Mich. Admin. Code R. 500.853

Current through Vol. 24-19, November 1, 2024
Section R. 500.853 - Reserve liabilities

Rule 13. All of the following provisions are applicable to reserve liabilities for variable life insurance:

(a) Reserve liabilities for variable life insurance policies shall be established pursuant to section 834 of Act No. 218 of the Public Acts of 1956, as amended, being S500.834 of the Michigan Compiled Laws, in accordance with actuarial procedures that recognize the variable nature of the benefits provided and any mortality guarantees.
(b) For scheduled premium policies, reserve liabilities for the guaranteed minimum death benefit shall be the reserve needed to provide for the contingency of death occurring when the guaranteed minimum death benefit exceeds the death benefit that would be paid in the absence of the guarantee, shall be maintained in the general account of the insurer, and shall be not less than the greater of either of the following minimum reserves:
(i) The aggregate total of the term costs, if any, covering a period of 1 full year from the valuation date, of the guarantee on each variable life insurance contract, assuming an immediate 1/3 depreciation in the current value of the assets of the separate account followed by a net investment return equal to the assumed investment rate.
(ii) The aggregate total of the attained age level reserves on each variable life insurance contract. The attained age level reserve on each variable life insurance contract shall not be less than zero and shall equal the residue, as described in subparagraph (A) of this paragraph, of the prior year's attained age level reserve on the contract, with any such residue increased or decreased by a payment computed on an attained age basis as described in subparagraph (B) of this paragraph.
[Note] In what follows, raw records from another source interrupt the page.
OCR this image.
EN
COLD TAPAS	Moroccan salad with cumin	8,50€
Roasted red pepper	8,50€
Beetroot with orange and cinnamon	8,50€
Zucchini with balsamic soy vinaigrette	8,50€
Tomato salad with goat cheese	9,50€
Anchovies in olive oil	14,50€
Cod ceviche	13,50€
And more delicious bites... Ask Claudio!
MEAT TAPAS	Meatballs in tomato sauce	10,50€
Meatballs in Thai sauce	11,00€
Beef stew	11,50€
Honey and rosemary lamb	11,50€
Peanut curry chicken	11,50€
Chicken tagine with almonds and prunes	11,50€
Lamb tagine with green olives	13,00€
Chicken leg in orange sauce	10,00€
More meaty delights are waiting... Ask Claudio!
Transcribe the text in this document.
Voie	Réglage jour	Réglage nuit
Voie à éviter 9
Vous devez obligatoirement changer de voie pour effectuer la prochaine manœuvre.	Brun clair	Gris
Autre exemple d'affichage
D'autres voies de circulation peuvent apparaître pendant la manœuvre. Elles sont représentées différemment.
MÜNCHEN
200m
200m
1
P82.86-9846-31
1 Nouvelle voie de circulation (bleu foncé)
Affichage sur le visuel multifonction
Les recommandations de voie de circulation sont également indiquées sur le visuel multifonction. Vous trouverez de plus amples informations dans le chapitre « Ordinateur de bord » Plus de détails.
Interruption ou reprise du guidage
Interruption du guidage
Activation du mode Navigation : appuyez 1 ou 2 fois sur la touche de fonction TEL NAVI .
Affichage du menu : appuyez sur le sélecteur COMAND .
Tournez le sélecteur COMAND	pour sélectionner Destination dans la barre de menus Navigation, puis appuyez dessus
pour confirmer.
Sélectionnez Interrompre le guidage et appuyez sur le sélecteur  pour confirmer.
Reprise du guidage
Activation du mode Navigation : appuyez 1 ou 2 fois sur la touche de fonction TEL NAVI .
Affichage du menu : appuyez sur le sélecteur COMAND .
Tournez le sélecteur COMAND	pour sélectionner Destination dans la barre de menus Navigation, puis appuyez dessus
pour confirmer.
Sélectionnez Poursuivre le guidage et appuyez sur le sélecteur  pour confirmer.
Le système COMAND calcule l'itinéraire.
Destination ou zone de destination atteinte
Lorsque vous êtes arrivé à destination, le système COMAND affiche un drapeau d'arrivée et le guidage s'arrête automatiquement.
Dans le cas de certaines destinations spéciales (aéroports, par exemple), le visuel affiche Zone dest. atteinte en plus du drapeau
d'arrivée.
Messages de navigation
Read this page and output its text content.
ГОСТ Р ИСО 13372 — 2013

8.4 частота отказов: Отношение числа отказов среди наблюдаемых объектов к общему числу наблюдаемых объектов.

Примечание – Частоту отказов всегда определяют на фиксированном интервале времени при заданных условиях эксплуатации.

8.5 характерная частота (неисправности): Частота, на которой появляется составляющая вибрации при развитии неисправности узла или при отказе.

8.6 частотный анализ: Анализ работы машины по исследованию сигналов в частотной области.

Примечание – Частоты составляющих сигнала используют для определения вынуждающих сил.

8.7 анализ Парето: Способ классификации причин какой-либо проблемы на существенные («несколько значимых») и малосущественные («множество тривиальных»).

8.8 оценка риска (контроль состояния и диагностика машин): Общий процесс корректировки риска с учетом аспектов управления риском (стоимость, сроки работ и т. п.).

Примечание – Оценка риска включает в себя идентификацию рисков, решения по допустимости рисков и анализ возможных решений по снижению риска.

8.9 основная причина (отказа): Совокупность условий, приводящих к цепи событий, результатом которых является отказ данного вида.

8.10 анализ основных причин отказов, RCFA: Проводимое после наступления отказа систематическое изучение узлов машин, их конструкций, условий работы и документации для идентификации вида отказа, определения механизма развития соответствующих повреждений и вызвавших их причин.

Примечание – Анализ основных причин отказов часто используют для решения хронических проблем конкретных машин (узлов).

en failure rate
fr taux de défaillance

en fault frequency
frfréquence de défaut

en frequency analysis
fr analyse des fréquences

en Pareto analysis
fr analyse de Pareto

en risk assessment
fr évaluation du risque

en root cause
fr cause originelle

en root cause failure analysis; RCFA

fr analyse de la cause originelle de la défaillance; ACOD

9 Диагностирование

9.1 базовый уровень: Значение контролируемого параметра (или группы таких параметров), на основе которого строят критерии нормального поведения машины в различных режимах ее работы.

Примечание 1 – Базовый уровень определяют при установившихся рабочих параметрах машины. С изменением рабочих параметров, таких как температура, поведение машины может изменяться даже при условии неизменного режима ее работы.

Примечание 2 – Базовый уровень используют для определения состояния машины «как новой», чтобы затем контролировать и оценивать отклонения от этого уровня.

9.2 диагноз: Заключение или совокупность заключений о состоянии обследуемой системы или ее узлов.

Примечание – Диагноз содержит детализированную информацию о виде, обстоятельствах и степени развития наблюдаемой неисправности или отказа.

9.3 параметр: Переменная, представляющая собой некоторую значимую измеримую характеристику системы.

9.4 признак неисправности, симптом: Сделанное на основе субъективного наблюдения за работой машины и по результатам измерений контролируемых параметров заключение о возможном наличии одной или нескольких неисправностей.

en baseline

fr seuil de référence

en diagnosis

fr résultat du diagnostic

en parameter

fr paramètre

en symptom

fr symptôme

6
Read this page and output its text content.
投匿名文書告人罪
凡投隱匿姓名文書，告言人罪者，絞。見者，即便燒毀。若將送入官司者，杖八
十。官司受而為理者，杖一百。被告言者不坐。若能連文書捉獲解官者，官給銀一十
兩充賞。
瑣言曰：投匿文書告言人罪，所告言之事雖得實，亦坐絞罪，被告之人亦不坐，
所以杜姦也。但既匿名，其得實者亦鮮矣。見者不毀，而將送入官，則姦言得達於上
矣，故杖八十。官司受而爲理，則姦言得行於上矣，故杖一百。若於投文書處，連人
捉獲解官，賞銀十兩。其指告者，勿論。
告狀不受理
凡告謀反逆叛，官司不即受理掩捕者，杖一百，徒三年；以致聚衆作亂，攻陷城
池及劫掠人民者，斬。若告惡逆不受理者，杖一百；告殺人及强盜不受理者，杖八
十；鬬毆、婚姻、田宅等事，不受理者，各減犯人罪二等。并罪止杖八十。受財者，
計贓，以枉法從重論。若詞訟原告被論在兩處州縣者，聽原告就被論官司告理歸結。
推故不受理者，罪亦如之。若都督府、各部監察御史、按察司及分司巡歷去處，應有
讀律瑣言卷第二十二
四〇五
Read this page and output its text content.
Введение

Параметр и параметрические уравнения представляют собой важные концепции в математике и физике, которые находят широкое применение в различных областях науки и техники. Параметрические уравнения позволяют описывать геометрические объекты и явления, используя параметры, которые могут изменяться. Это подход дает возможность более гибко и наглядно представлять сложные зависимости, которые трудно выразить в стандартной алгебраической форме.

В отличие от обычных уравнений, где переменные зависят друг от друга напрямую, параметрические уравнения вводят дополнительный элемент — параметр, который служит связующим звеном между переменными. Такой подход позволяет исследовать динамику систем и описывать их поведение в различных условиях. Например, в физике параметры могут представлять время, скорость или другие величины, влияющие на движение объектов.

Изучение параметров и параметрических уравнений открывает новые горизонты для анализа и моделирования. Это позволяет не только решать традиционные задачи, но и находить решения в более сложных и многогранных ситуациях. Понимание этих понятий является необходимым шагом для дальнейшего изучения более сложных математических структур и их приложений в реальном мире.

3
Subparagraphs (A) and (B) read as follows:
(A) The residue of the prior year's attained age level reserve on each variable life insurance contract shall not be less than zero and shall be determined by adding interest at the valuation interest rate to such prior year's reserve, deducting the tabular claims based on the excess, if any, of the guaranteed minimum death benefit over the death benefit that would be payable in the absence of such guarantee, and dividing the net result by the tabular probability of survival. The excess referred to in the preceding sentence shall be based on the actual level of death benefits that would have been in effect during the preceding year in the absence of the guarantee, taking appropriate account of the reserve assumptions regarding the distributions of death claim payments over the year.
(B) The payment referred to in paragraph (ii) of this subdivision shall be computed so that the present value of a level payment of that amount each year over the future premium paying period of the contract is equal to A minus B minus C, where "A" is the present value of the future guaranteed minimum death benefits, "B" is the present value of the future death benefits that would be payable in the absence of such guarantee, and "C" is any residue, as described in subparagraph (A) of this paragraph, of the prior year's attained age level reserve on such variable life insurance contract. The amounts of future death benefits referred to in B shall be computed assuming a net investment return of the separate account, which may differ from the assumed investment rate or the valuation interest rate, or both, but shall not exceed the maximum interest rate permitted for the valuation of life insurance contracts; however, if the contract is paid up, the payment shall equal A minus B minus C.
(c) The valuation interest rate and mortality table used in computing the 2 minimum reserves described in subdivision (b)(i) and (ii) shall conform to permissible standards for the valuation of life insurance contracts. In determining such minimum reserve, the company may employ approximations and estimates acceptable to the commissioner, including, but not limited to, groupings and averages.
(d) For flexible premium policies, reserve liabilities for any guaranteed minimum death benefit shall be maintained in the general account of the insurer and shall not be less than the aggregate total of the term costs, if any, covering the period in the guarantee not otherwise provided for by the reserves held in the separate account assuming an immediate 1/3 depreciation in the current value of the assets of the separate account followed by a net investment return equal to the valuation interest rate. The valuation interest rate and mortality table used in computing this additional reserve, if any, shall conform to permissible standards for the valuation of life insurance contracts. In determining such minimum reserve, the company may employ suitable approximations and estimates, including, but not limited to, groupings and averages.
(e) Reserve liabilities for all fixed incidental insurance benefits and any guarantees associated with variable incidental insurance benefits shall be maintained in the general account and reserve liabilities for all variable aspects of the variable incidental insurance benefits shall be maintained in a separate account in amounts determined in accordance with the actuarial procedures appropriate to such benefit.